CLDR and Names.php

List overview All Threads
Download

newer

older

Re: [Mediawiki-i18n] Invitation...

A localisation update and the CLDR

Shervin Afshar

13 Apr 2012 13 Apr '12

7:22 p.m.

Hi,

Two weeks ago Amir submitted a request to the mailing list asking folks to review the list of language names available in Names.php:

https://gerrit.wikimedia.org/r/gitweb?p=mediawiki/core.git;a=blob;f=language...

The request was followed up by few issues noticed for Czech, Slovak, and some other languages. It's obvious that by relying only on available input from the community, one can not make sure that the rest of the data is correct. Given this I recommended doing a minimal implementation of CLDR data.

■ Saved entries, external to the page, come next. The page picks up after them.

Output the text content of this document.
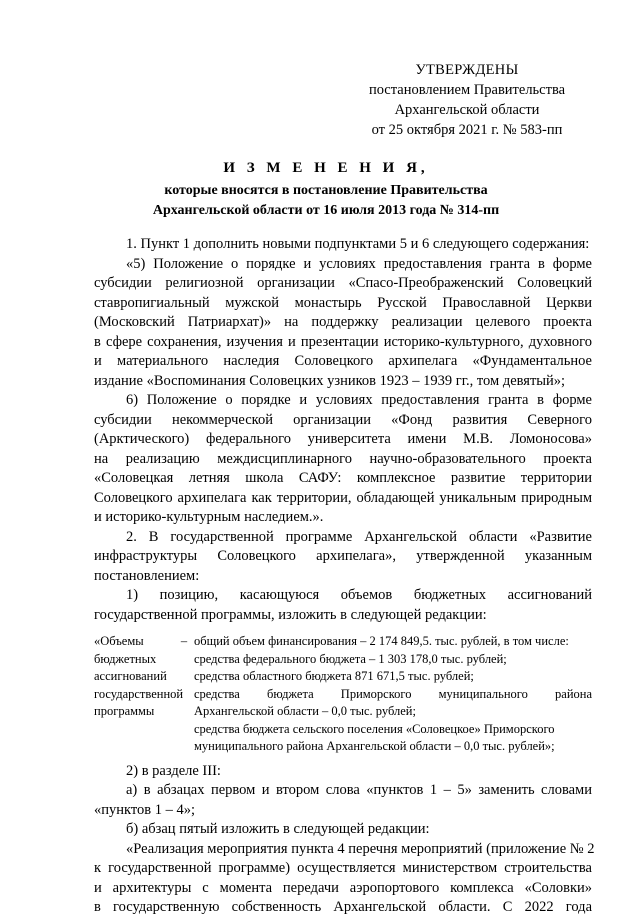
УТВЕРЖДЕНЫ
постановлением Правительства
Архангельской области
от 25 октября 2021 г. № 583-пп
И З М Е Н Е Н И Я,
которые вносятся в постановление Правительства
Архангельской области от 16 июля 2013 года № 314-пп
1. Пункт 1 дополнить новыми подпунктами 5 и 6 следующего содержания:
«5) Положение о порядке и условиях предоставления гранта в форме
субсидии религиозной организации «Спасо-Преображенский Соловецкий
ставропигиальный мужской монастырь Русской Православной Церкви
(Московский Патриархат)» на поддержку реализации целевого проекта
в сфере сохранения, изучения и презентации историко-культурного, духовного
и материального наследия Соловецкого архипелага «Фундаментальное
издание «Воспоминания Соловецких узников 1923 – 1939 гг., том девятый»;
6) Положение о порядке и условиях предоставления гранта в форме
субсидии некоммерческой организации «Фонд развития Северного
(Арктического) федерального университета имени М.В. Ломоносова»
на реализацию междисциплинарного научно-образовательного проекта
«Соловецкая летняя школа САФУ: комплексное развитие территории
Соловецкого архипелага как территории, обладающей уникальным природным
и историко-культурным наследием.».
2. В государственной программе Архангельской области «Развитие
инфраструктуры Соловецкого архипелага», утвержденной указанным
постановлением:
1) позицию, касающуюся объемов бюджетных ассигнований
государственной программы, изложить в следующей редакции:
«Объемы
бюджетных
ассигнований
государственной
программы
– общий объем финансирования – 2 174 849,5. тыс. рублей, в том числе:
средства федерального бюджета – 1 303 178,0 тыс. рублей;
средства областного бюджета 871 671,5 тыс. рублей;
средства бюджета Приморского муниципального района
Архангельской области – 0,0 тыс. рублей;
средства бюджета сельского поселения «Соловецкое» Приморского
муниципального района Архангельской области – 0,0 тыс. рублей»;
2) в разделе III:
а) в абзацах первом и втором слова «пунктов 1 – 5» заменить словами
«пунктов 1 – 4»;
б) абзац пятый изложить в следующей редакции:
«Реализация мероприятия пункта 4 перечня мероприятий (приложение № 2
к государственной программе) осуществляется министерством строительства
и архитектуры с момента передачи аэропортового комплекса «Соловки»
в государственную собственность Архангельской области. С 2022 года
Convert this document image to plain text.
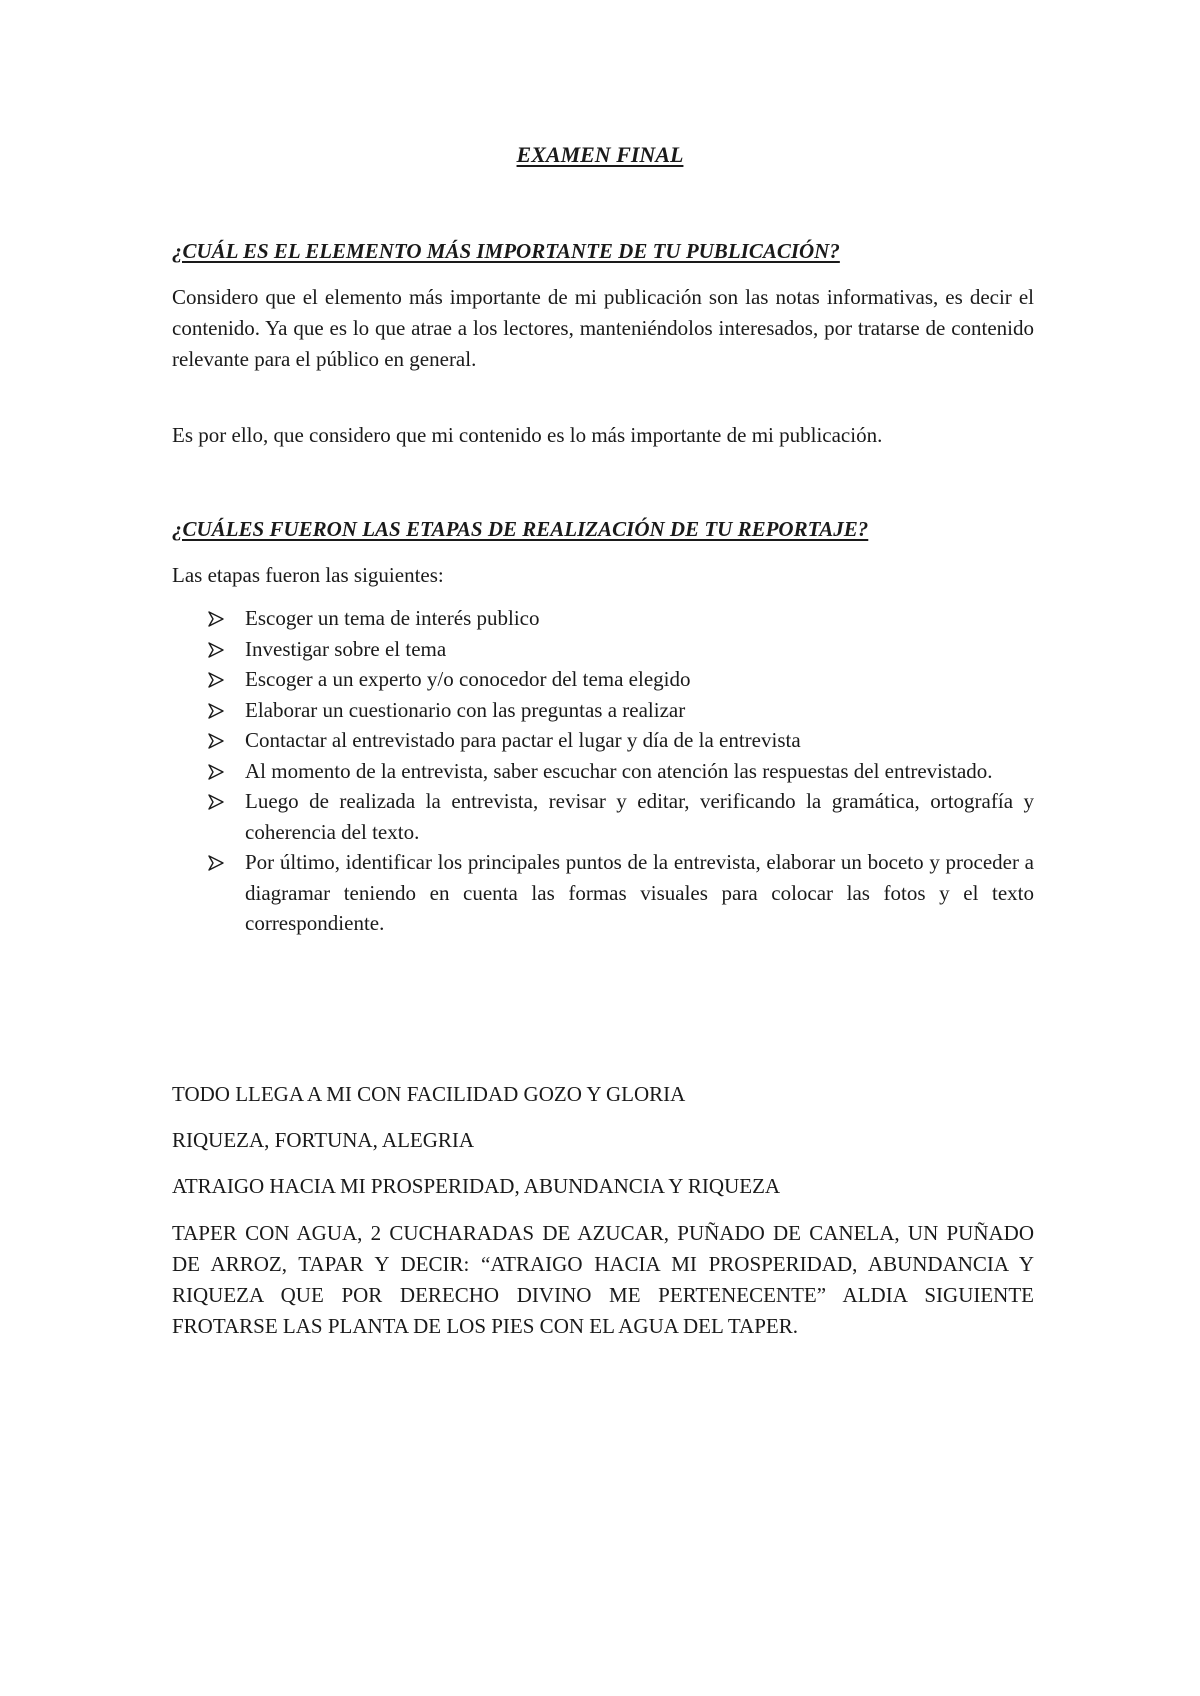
EXAMEN FINAL
¿CUÁL ES EL ELEMENTO MÁS IMPORTANTE DE TU PUBLICACIÓN?

Considero que el elemento más importante de mi publicación son las notas informativas, es decir el contenido. Ya que es lo que atrae a los lectores, manteniéndolos interesados, por tratarse de contenido relevante para el público en general.

Es por ello, que considero que mi contenido es lo más importante de mi publicación.

¿CUÁLES FUERON LAS ETAPAS DE REALIZACIÓN DE TU REPORTAJE?

Las etapas fueron las siguientes:

Escoger un tema de interés publico
Investigar sobre el tema
Escoger a un experto y/o conocedor del tema elegido
Elaborar un cuestionario con las preguntas a realizar
Contactar al entrevistado para pactar el lugar y día de la entrevista
Al momento de la entrevista, saber escuchar con atención las respuestas del entrevistado.
Luego de realizada la entrevista, revisar y editar, verificando la gramática, ortografía y coherencia del texto.
Por último, identificar los principales puntos de la entrevista, elaborar un boceto y proceder a diagramar teniendo en cuenta las formas visuales para colocar las fotos y el texto correspondiente.

TODO LLEGA A MI CON FACILIDAD GOZO Y GLORIA

RIQUEZA, FORTUNA, ALEGRIA

ATRAIGO HACIA MI PROSPERIDAD, ABUNDANCIA Y RIQUEZA

TAPER CON AGUA, 2 CUCHARADAS DE AZUCAR, PUÑADO DE CANELA, UN PUÑADO DE ARROZ, TAPAR Y DECIR: “ATRAIGO HACIA MI PROSPERIDAD, ABUNDANCIA Y RIQUEZA QUE POR DERECHO DIVINO ME PERTENECENTE” ALDIA SIGUIENTE FROTARSE LAS PLANTA DE LOS PIES CON EL AGUA DEL TAPER.
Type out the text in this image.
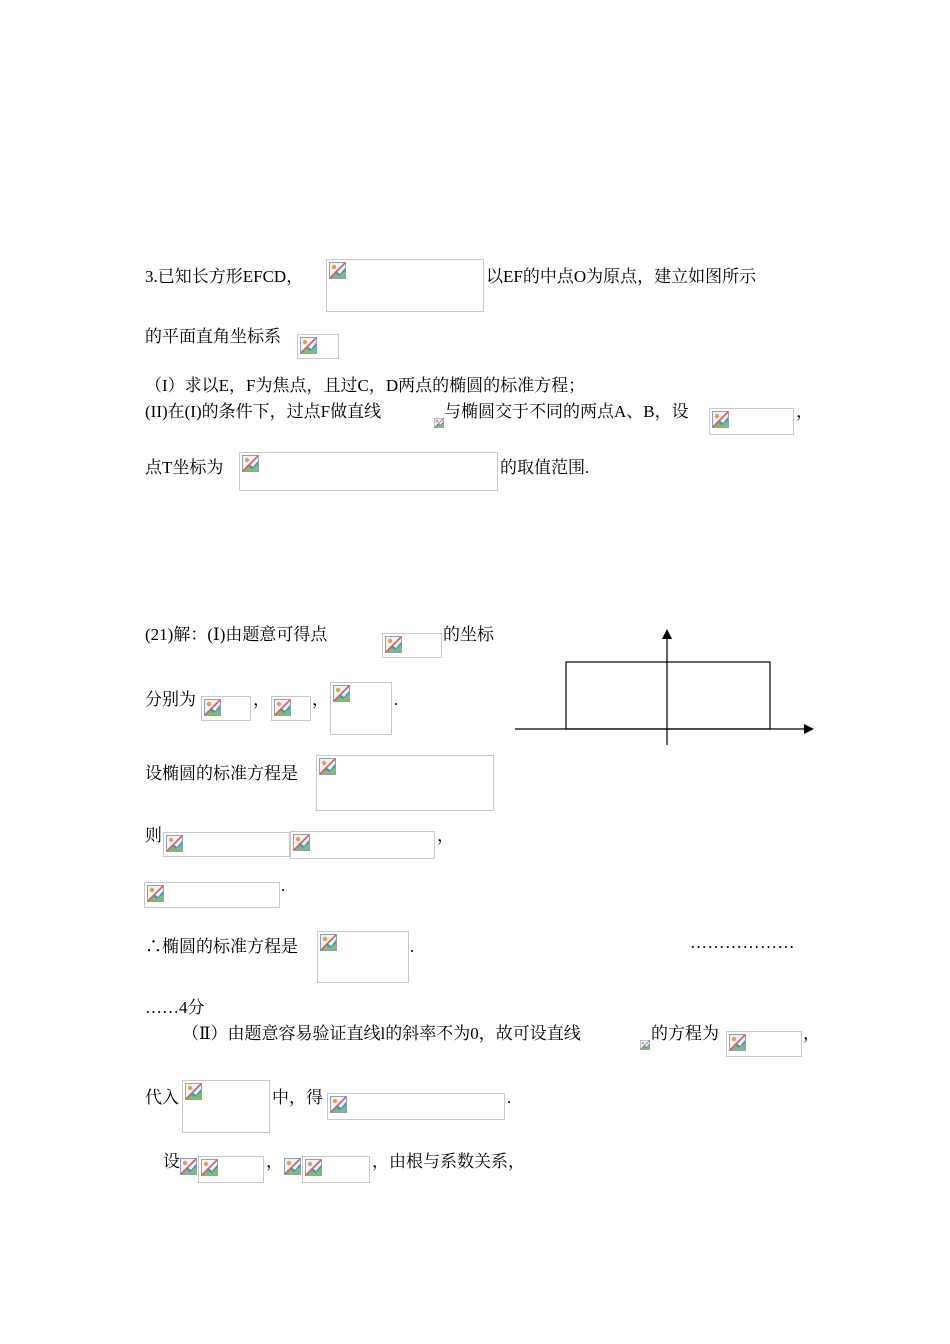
3.已知长方形EFCD，	以EF的中点O为原点，建立如图所示
的平面直角坐标系
（I）求以E，F为焦点，且过C，D两点的椭圆的标准方程；
(II)在(I)的条件下，过点F做直线	与椭圆交于不同的两点A、B，设	，
点T坐标为	的取值范围.
(21)解：(Ⅰ)由题意可得点	的坐标
分别为	， ，	.
设椭圆的标准方程是
则	，
.
∴椭圆的标准方程是	.	………………
……4分
（Ⅱ）由题意容易验证直线l的斜率不为0，故可设直线	的方程为	，
代入	中，得	.
设	，	，由根与系数关系，
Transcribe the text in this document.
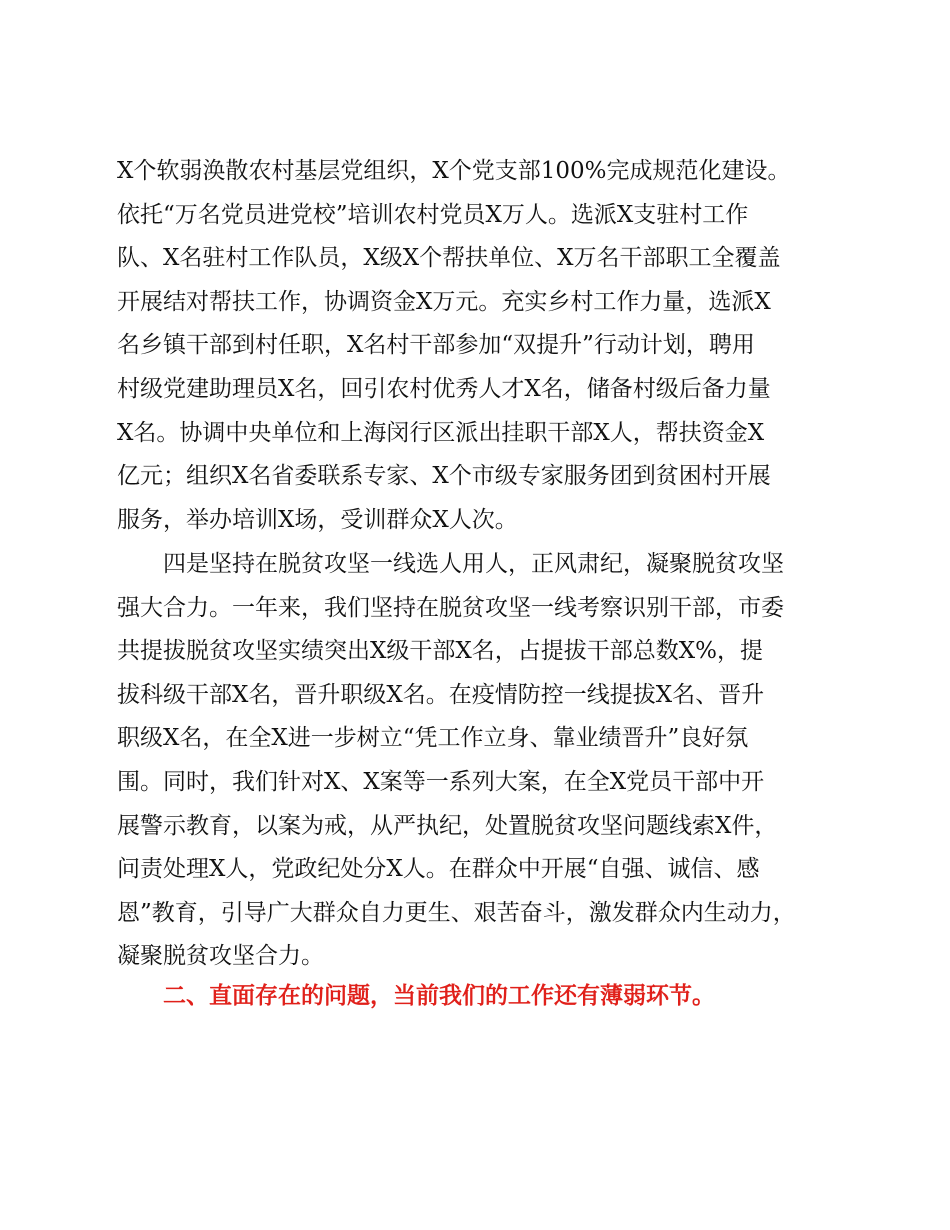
X个软弱涣散农村基层党组织，X个党支部100%完成规范化建设。
依托“万名党员进党校”培训农村党员X万人。选派X支驻村工作
队、X名驻村工作队员，X级X个帮扶单位、X万名干部职工全覆盖
开展结对帮扶工作，协调资金X万元。充实乡村工作力量，选派X
名乡镇干部到村任职，X名村干部参加“双提升”行动计划，聘用
村级党建助理员X名，回引农村优秀人才X名，储备村级后备力量
X名。协调中央单位和上海闵行区派出挂职干部X人，帮扶资金X
亿元；组织X名省委联系专家、X个市级专家服务团到贫困村开展
服务，举办培训X场，受训群众X人次。
四是坚持在脱贫攻坚一线选人用人，正风肃纪，凝聚脱贫攻坚
强大合力。一年来，我们坚持在脱贫攻坚一线考察识别干部，市委
共提拔脱贫攻坚实绩突出X级干部X名，占提拔干部总数X%，提
拔科级干部X名，晋升职级X名。在疫情防控一线提拔X名、晋升
职级X名，在全X进一步树立“凭工作立身、靠业绩晋升”良好氛
围。同时，我们针对X、X案等一系列大案，在全X党员干部中开
展警示教育，以案为戒，从严执纪，处置脱贫攻坚问题线索X件，
问责处理X人，党政纪处分X人。在群众中开展“自强、诚信、感
恩”教育，引导广大群众自力更生、艰苦奋斗，激发群众内生动力，
凝聚脱贫攻坚合力。
二、直面存在的问题，当前我们的工作还有薄弱环节。
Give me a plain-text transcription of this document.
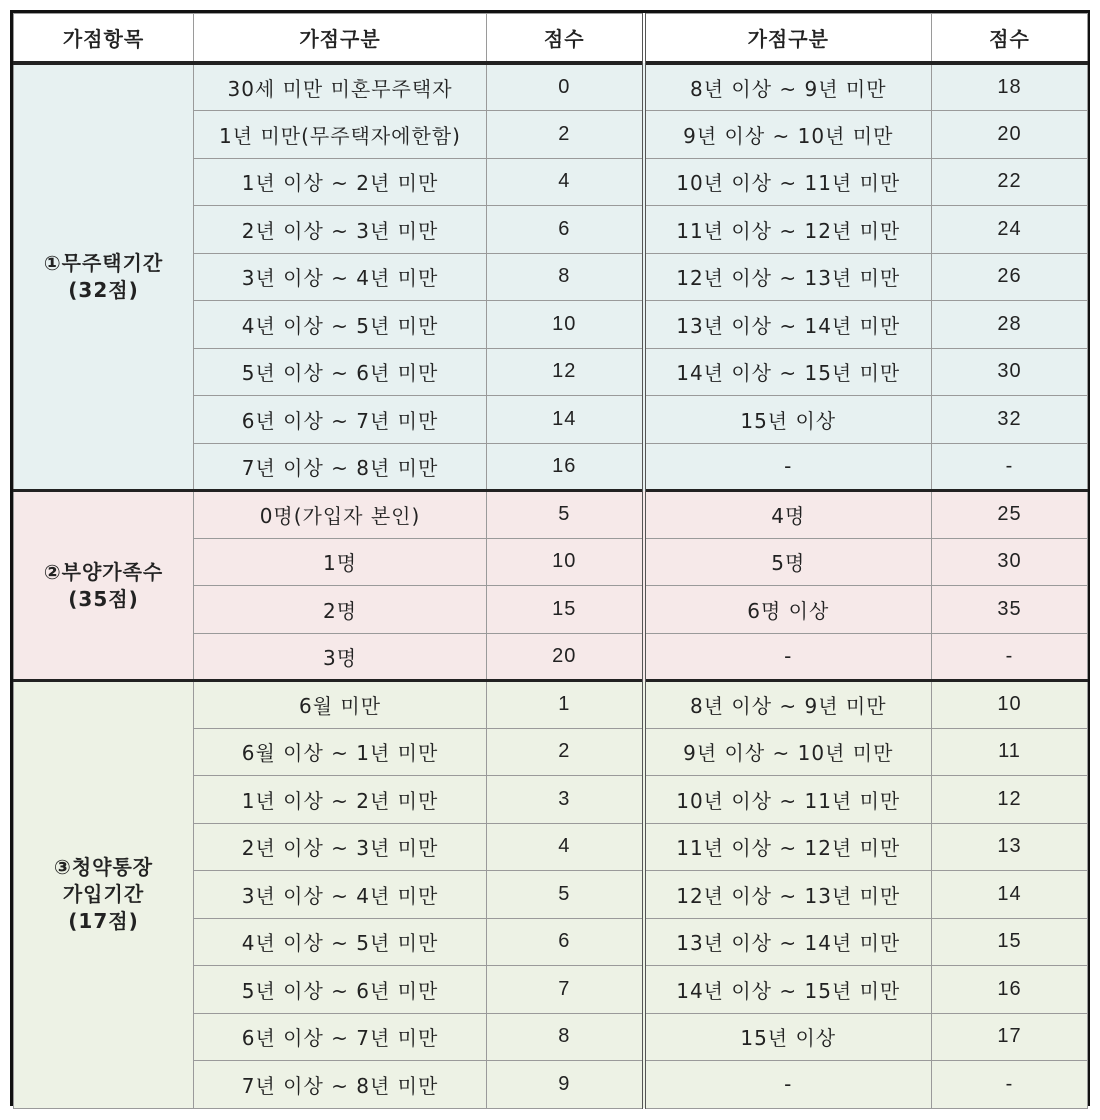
가점항목	가점구분	점수	가점구분	점수

①무주택기간
(32점)	30세 미만 미혼무주택자	0	8년 이상 ~ 9년 미만	18
	1년 미만(무주택자에한함)	2	9년 이상 ~ 10년 미만	20
	1년 이상 ~ 2년 미만	4	10년 이상 ~ 11년 미만	22
	2년 이상 ~ 3년 미만	6	11년 이상 ~ 12년 미만	24
	3년 이상 ~ 4년 미만	8	12년 이상 ~ 13년 미만	26
	4년 이상 ~ 5년 미만	10	13년 이상 ~ 14년 미만	28
	5년 이상 ~ 6년 미만	12	14년 이상 ~ 15년 미만	30
	6년 이상 ~ 7년 미만	14	15년 이상	32
	7년 이상 ~ 8년 미만	16	-	-

②부양가족수
(35점)	0명(가입자 본인)	5	4명	25
	1명	10	5명	30
	2명	15	6명 이상	35
	3명	20	-	-

③청약통장
가입기간
(17점)	6월 미만	1	8년 이상 ~ 9년 미만	10
	6월 이상 ~ 1년 미만	2	9년 이상 ~ 10년 미만	11
	1년 이상 ~ 2년 미만	3	10년 이상 ~ 11년 미만	12
	2년 이상 ~ 3년 미만	4	11년 이상 ~ 12년 미만	13
	3년 이상 ~ 4년 미만	5	12년 이상 ~ 13년 미만	14
	4년 이상 ~ 5년 미만	6	13년 이상 ~ 14년 미만	15
	5년 이상 ~ 6년 미만	7	14년 이상 ~ 15년 미만	16
	6년 이상 ~ 7년 미만	8	15년 이상	17
	7년 이상 ~ 8년 미만	9	-	-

Here's what I wrote to Amir:

I skimmed through the list and haven't seen anything incorrect. I have a

...

question though; considering the fact that some of this data is available in CLDR, have you ever considered integrating their data and then do a fallback? The fallback would definitely be necessary in some cases because your list is *way* more extensive than what CLDR currently supports.

Of course, CLDR specs lets adding new locales easily. So the ideal would be to have a seed (with minimal information) for the locales which doesn't exists there and are present in MW list. As CLDR is peer reviewed through surveys targeted in-country scholars and standard body representatives, normally the quality of the data and metadata is very good.

In the past, there was at least this one extension I know off which was facilitating the use of CLDR data on MW: http://www.mediawiki .org/wiki/Extension:CLDR

Let me know what you think. I'd be happy to help.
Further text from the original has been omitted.